Advancing technology

For many organizations, data connectivity -- at least initially -- has to do with engineering previously collected data from disparate on-premises sources and cataloging it.

But data connectivity also relates to connecting new data coming in from various sources as well as bringing in external data and using it to add broader context.

Meanwhile, the amount of data organizations are collecting is increasing exponentially. According to Statista, the volume of data created, captured, copied and consumed worldwide in 2010 was two zettabytes. By 2020, it was 64.2 zettabytes, and by 2025 it's expected to reach 181 zettabytes.

That means organizations need to find ways to harness the increasing amounts of data they're collecting to make it actionable.

And traditional software tools weren't built to handle the exponential increase in data.

In particular, traditional relational databases could become too cumbersome to meet the growing data needs of organizations while the graph database technology that TigerGraph specializes in has the potential to be an analytics enabler, according to the panelists.

Graph technology enables data connectivity between multiple data points simultaneously within databases, while data points stored in relational databases can only connect to one other data point at a time. And that ability to connect to multiple data points at once can lead to the discovery of relationships that users might not have otherwise discovered -- or would have taken them far longer to discover -- and results in faster, more in-depth data analysis.
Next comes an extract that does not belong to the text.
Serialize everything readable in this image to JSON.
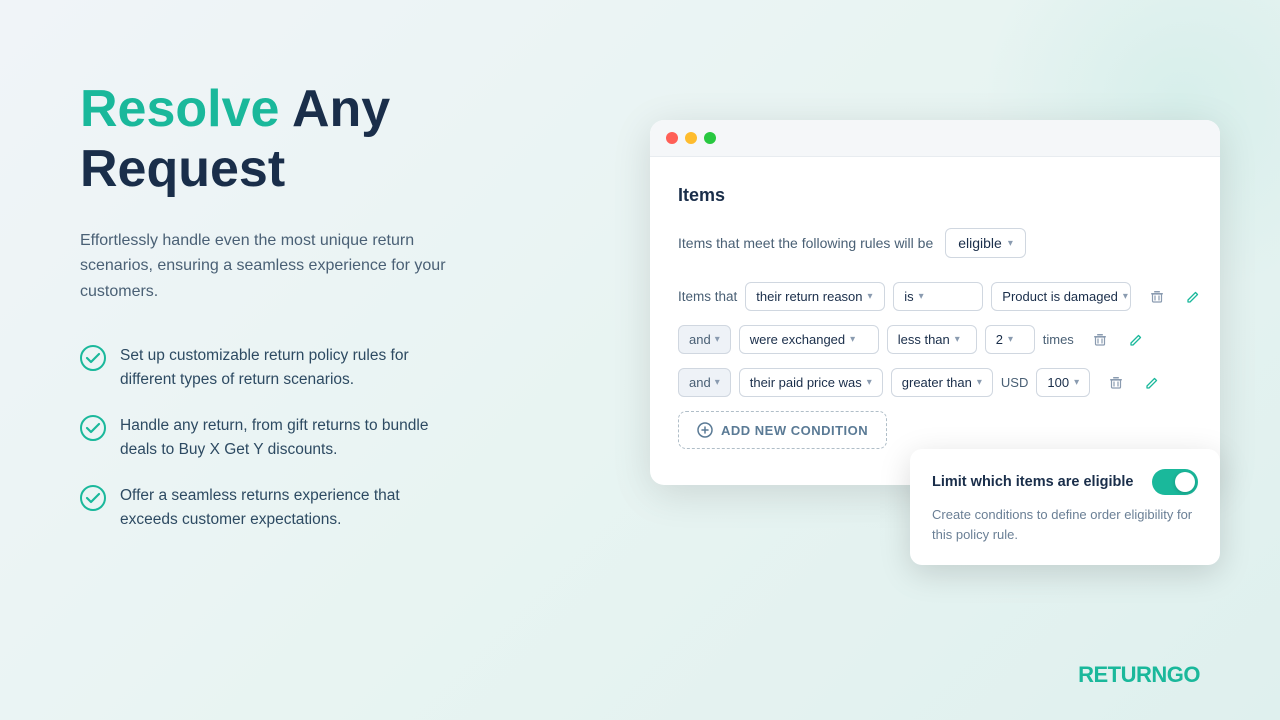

In addition to TigerGraph, Neo4j is a prominent graph data and analytics vendor, while tech giants including AWS and Microsoft offer graph database options.

"Conventional analytics will fall short of doing everything we need to be able to do today," Christiaens said. "I'm a big fan of graph. Graph offers a lot of interesting algorithms that, if you had to do conventionally, you would be spending a lot of time rewriting algorithms."

Because graph's ability to handle scale and discover relationships between data, in October 2021 Gartner predicted that 80% of data and analytics innovations will be made using graph technology by 2025, up from 10% in late 2021.

"With graph, you can ask different types of questions of data, like 'What if?'" Amend said. "It finds relationships that were hidden."

Those hidden relationships are essentially the product of sophisticated data connectivity, and better enable organizations to navigate constant change.

"Companies are looking to data to adapt, and they're looking to data increasingly to support their decision-making," said Harry Powell, head of industry solutions at TigerGraph. "And that requires them to connect data together more than they've ever needed to do before."